Monday, 16 January 2017 - 9:19am
OHCEA Network Country: 
Illustration of a Tippy-Tap: source of image: http://daxinbenin.seesaa.net/article/385632879.html

Frequent Hand washing prevents spread of disease (such as Salmonella, respiratory infections, diarhoeal diseases) from one individual to another. It is also important that hands are washed properly using correct techniques, with clean water and soap.  Where possible prevention of re-contamination of clean hands should be averted when turning off the faucet or taps.

The participants in the One Health Institute at Makerere University interacted with the community offering education on hand washing using the interface of three different one health education activities – (i) The Graduate Fellowship program, (ii) Undergraduate Field Attachment and the (iii)Undergraduate Innovations.

Techniques on Hand-Washing/ Hand rubbing

Between June and September 2016, the One Health Institute at Makerere University pioneered high-level fellowship placements of 3 months duration for 20 graduate students. This was done at Institutions and Organizations such as the government ministries, international agencies, private sector, academia, NGOs. At these institutions and organizations, the graduate fellows were tasked to deliver needed services, build competencies especially in one health and build a resume of real work.

The graduate students were drawn from five institutions of higher learning: Makerere University College of Health Sciences (MakCHS), Makerere University College of Veterinary Medicine Animal Resources and Biosecurity (COVAB), Makerere University College of Agricultural and Environmental Sciences (CAES), Makerere University College of Business and Management Science (CoBAMS) and Makerere University Business School (MUBS) in a multidisciplinary, experiential training, and mentorship-training model.

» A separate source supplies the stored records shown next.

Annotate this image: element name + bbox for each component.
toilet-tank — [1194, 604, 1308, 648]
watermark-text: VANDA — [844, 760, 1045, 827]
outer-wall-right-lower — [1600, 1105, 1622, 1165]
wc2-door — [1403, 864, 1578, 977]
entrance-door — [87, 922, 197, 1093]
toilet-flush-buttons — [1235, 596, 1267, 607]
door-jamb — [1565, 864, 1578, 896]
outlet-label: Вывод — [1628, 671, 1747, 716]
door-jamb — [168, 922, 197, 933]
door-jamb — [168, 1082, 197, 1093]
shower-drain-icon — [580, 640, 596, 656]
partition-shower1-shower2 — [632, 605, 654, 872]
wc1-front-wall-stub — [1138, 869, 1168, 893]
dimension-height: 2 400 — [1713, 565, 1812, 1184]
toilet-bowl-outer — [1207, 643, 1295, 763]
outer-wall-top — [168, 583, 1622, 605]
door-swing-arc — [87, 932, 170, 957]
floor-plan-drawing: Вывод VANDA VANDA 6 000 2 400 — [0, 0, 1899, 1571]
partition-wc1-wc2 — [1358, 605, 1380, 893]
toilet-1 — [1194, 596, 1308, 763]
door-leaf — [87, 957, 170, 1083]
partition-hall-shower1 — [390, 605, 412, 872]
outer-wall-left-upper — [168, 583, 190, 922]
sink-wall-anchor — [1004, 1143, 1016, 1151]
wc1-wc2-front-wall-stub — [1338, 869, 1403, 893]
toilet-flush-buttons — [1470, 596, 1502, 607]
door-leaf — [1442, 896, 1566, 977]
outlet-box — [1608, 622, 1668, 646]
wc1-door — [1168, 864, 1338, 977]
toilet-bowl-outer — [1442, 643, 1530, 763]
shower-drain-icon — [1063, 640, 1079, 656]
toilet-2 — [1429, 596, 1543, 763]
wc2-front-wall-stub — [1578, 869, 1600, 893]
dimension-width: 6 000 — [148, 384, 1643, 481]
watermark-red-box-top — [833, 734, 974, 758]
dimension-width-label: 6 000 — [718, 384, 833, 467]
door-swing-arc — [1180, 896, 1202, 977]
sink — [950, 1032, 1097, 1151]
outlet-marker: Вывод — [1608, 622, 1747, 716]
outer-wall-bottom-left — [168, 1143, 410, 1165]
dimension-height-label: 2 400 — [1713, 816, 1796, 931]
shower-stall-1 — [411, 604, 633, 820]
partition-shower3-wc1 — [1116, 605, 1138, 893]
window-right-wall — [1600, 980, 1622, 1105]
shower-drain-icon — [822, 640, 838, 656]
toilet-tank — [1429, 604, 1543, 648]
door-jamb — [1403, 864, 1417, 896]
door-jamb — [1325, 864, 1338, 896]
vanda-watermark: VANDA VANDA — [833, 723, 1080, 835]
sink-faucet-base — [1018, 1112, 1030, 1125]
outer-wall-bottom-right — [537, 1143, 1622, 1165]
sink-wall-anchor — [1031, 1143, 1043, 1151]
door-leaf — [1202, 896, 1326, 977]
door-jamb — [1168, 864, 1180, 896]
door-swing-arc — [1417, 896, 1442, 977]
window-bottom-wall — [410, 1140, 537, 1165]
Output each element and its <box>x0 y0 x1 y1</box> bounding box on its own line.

Bayo Maliyamungu Richard, with a first degree in Animal Production and Technology, and pursuing an M.Sc. in International Infectious Disease Management was placed at the International Disease Institute- Global Health[m1] . Here, Richard engaged in development of training tools, slides for infection, prevention and control of infectious diseases for health care facilities. This included self-training on the World Health Organization (WHO) hand hygiene program in preparation for training other personnel. It basically involved protocols on when and how to either hand-wash with water or hand-rub with alcohol gel.

The main advantage of the Tippy Tap is prevention of re-contamination of clean hands after hand-washing.

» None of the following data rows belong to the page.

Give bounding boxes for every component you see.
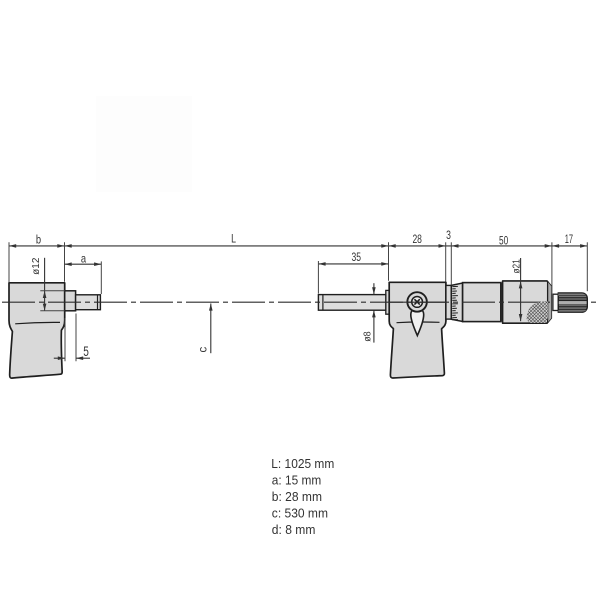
svg-text:5: 5 [83,344,89,359]
svg-text:28: 28 [412,232,422,246]
svg-text:b: b [36,232,41,246]
svg-text:a: a [81,251,86,265]
svg-text:ø8: ø8 [363,331,374,342]
svg-text:3: 3 [446,228,451,242]
svg-text:b: 28 mm: b: 28 mm [272,489,322,504]
svg-text:L: 1025 mm: L: 1025 mm [271,456,334,471]
svg-text:35: 35 [352,250,362,264]
svg-text:17: 17 [565,232,573,246]
svg-text:ø21: ø21 [511,259,522,274]
svg-text:c: c [197,346,209,352]
svg-text:d: 8 mm: d: 8 mm [272,522,316,537]
svg-text:ø12: ø12 [31,257,42,275]
svg-text:a: 15 mm: a: 15 mm [272,473,321,488]
svg-text:50: 50 [499,233,508,247]
svg-text:c: 530 mm: c: 530 mm [272,506,328,521]
svg-text:L: L [231,232,236,246]
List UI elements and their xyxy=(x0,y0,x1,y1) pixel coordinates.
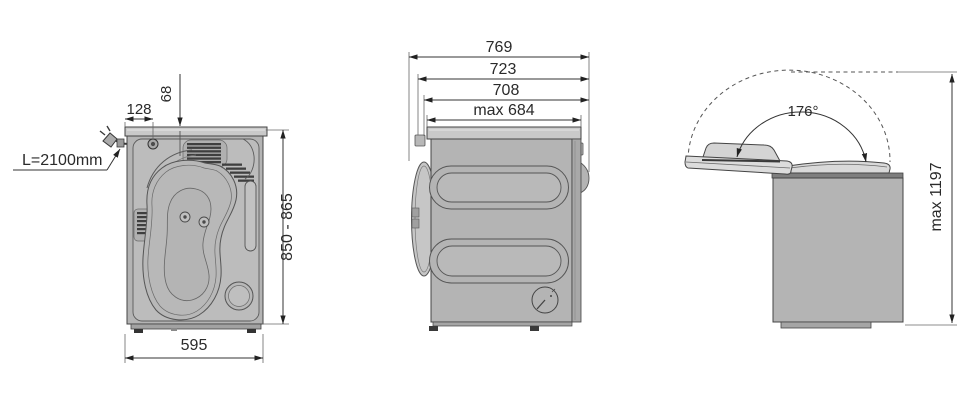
angle-label: 176° xyxy=(787,103,818,120)
rear-base xyxy=(131,324,261,329)
control-dial xyxy=(532,287,558,313)
lid-closed xyxy=(788,161,890,173)
lid-open xyxy=(685,143,792,174)
cord-length-label: L=2100mm xyxy=(22,152,103,169)
cord-leader-line xyxy=(107,149,120,170)
side-view: 769 723 708 max 684 xyxy=(409,39,589,331)
foot xyxy=(530,326,539,331)
dim-label-1197: max 1197 xyxy=(928,162,945,231)
drawing-canvas: 128 68 850 - 865 595 L=2100mm xyxy=(0,0,977,413)
dim-label-723: 723 xyxy=(490,61,517,78)
dimension-drawing: 128 68 850 - 865 595 L=2100mm xyxy=(0,0,977,413)
foot xyxy=(247,329,256,333)
foot xyxy=(429,326,438,331)
cabinet-base xyxy=(781,322,871,328)
side-base xyxy=(433,322,572,326)
dim-label-684: max 684 xyxy=(473,102,534,119)
side-top-cap xyxy=(427,127,581,139)
top-rim xyxy=(772,173,903,178)
foot xyxy=(134,329,143,333)
dim-label-769: 769 xyxy=(486,39,513,56)
rear-view: 128 68 850 - 865 595 L=2100mm xyxy=(13,74,296,363)
hinge-tab xyxy=(415,135,425,146)
open-lid-view: 176° max 1197 xyxy=(685,70,957,328)
dim-label-708: 708 xyxy=(493,82,520,99)
back-panel xyxy=(572,139,581,322)
dim-label-height: 850 - 865 xyxy=(279,193,296,261)
rear-top-cap xyxy=(125,127,267,136)
dim-label-68: 68 xyxy=(158,86,175,103)
dim-label-width: 595 xyxy=(181,337,208,354)
cabinet-body xyxy=(773,178,903,322)
dim-label-128: 128 xyxy=(126,101,151,118)
handle-recess xyxy=(245,181,256,251)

The Tippy Tap consists of a small container of water, preferably a 5-liter jerry-can with a small hole punctured near the cap. When filled with water, and tipped using a device with a stick and rope that is passed through a hole in the jerry-can cap, it dispenses reasonable amounts of water for hand washing.

During the undergraduate multidisciplinary Field Attachment, undergraduate students in multidisciplinary teams of 8-15 students at the One Health demo site at Bwera  and Rubirizi were engaged in hand-hygiene drives during one health primary school outreaches. In addition to underscoring the importance of washing hands, they taught the pupils how to make tippy-taps.

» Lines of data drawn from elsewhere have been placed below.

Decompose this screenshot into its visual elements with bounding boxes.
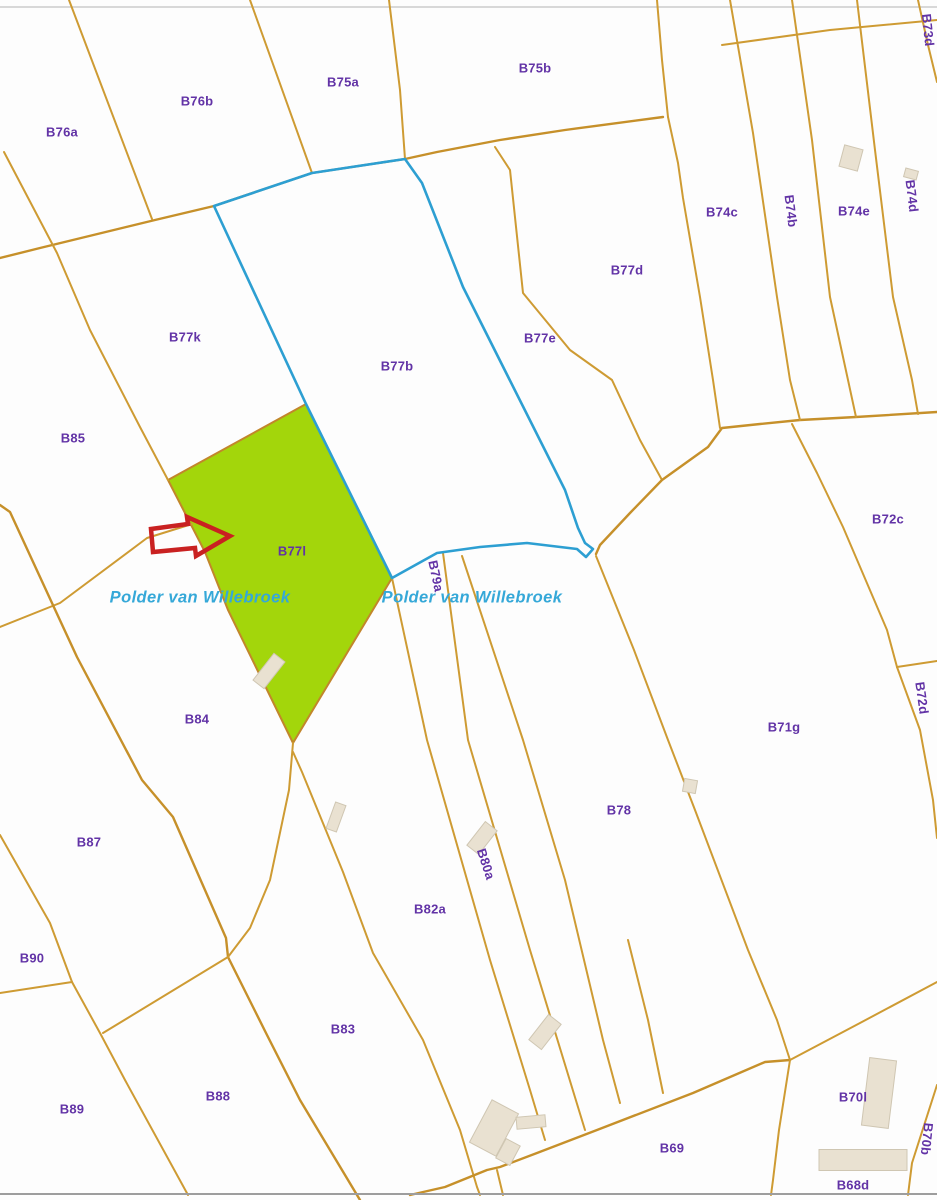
building xyxy=(326,802,346,832)
parcel-map-svg xyxy=(0,0,937,1200)
road-middle xyxy=(596,412,937,554)
boundary-b72d-west xyxy=(897,667,937,838)
highlighted-parcel-B77l xyxy=(168,404,392,743)
building xyxy=(682,778,697,793)
strip-short-lower xyxy=(628,940,663,1093)
building xyxy=(819,1150,907,1171)
stub-b90 xyxy=(0,982,72,993)
boundary-b77d-b74c xyxy=(668,117,720,428)
boundary-b78-b71g xyxy=(596,556,790,1060)
road-north xyxy=(0,117,663,258)
boundary-west-upper xyxy=(4,152,168,480)
boundary-b72c-b72d xyxy=(897,661,937,667)
strip-b74c-b74b xyxy=(730,0,800,420)
boundary-b69-b68d xyxy=(771,1060,790,1195)
boundary-b75b-east xyxy=(657,0,668,117)
road-b85-b84 xyxy=(0,524,192,627)
stub-bottom-center xyxy=(497,1170,503,1195)
boundary-b75a-b75b xyxy=(389,0,405,159)
boundary-b76a-b76b xyxy=(69,0,152,219)
map-canvas[interactable]: Polder van Willebroek Polder van Willebr… xyxy=(0,0,937,1200)
strip-b79a-east xyxy=(443,553,585,1130)
boundary-b76b-b75a xyxy=(250,0,312,173)
boundary-b87-b88 xyxy=(103,957,228,1033)
boundary-b87-west xyxy=(0,835,188,1195)
building xyxy=(839,145,863,171)
boundary-b82a-west xyxy=(293,752,480,1195)
building xyxy=(529,1014,561,1049)
boundary-b70l-b70b xyxy=(908,1085,937,1195)
building xyxy=(904,168,919,180)
strip-b74d-b73d xyxy=(918,0,937,82)
boundary-b69-north xyxy=(410,1060,790,1195)
strip-b79a-west xyxy=(392,578,545,1140)
boundary-b71g-b70l xyxy=(790,982,937,1060)
boundary-b77e-b77d xyxy=(495,147,662,480)
strip-b74b-b74e xyxy=(792,0,856,417)
building xyxy=(516,1115,546,1129)
boundary-b84-east xyxy=(228,743,293,957)
strip-b74e-b74d xyxy=(857,0,918,414)
cross-top-right xyxy=(722,20,937,45)
boundary-b72c-west xyxy=(792,424,897,667)
building xyxy=(861,1058,896,1129)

; Rubirizi OH demo site team demonstrating the principal of the tippy tap at Kafuro primary school, and Right; Bwera OH demo site team with the tippy tap at Bwera Church of Uganda Primary School (above)   

Improved Tippy-Tap: Undergraduate Research Innovation installed at a rural secondary school

Undergraduate Research Innovation installed at a rural secondary school

The improved tippy tap hand washing facility aimed at improving the rate of hand washing in schools. This tippy tap bucket has a higher water capacity of about 20 liters and is connected to a larger water reservoir that traps rain water. The facility automatically refills and therefore the pupils don’t have to worry about refilling the bucket in case it runs empty.

This was research innovation was led by a multidisciplinary team of undergraduate students headed by Ms. Annet Luyiga (Bachelors of Environmental Health from Mak-School of Public Health). The other team members were Mr. Ssengonga Andrew (BSc. Mechanical Engineering); Ms. Akong Deborah; Ms. Namajja Solome and Ms. Ninsiima Lesley Rose, all pursuing a Bachelors of . Environmental Health degree.

The team was part of the 24 teams that were competitively selected out of 35 applicants to implement their innovation using an OHCEA grant of U.S. dollars $600.

The improved tippy tap was installed at a rural secondary school Itanda Secondary School, in Buwora village on Kaliro Road in Iganga district that has about 1,374 students.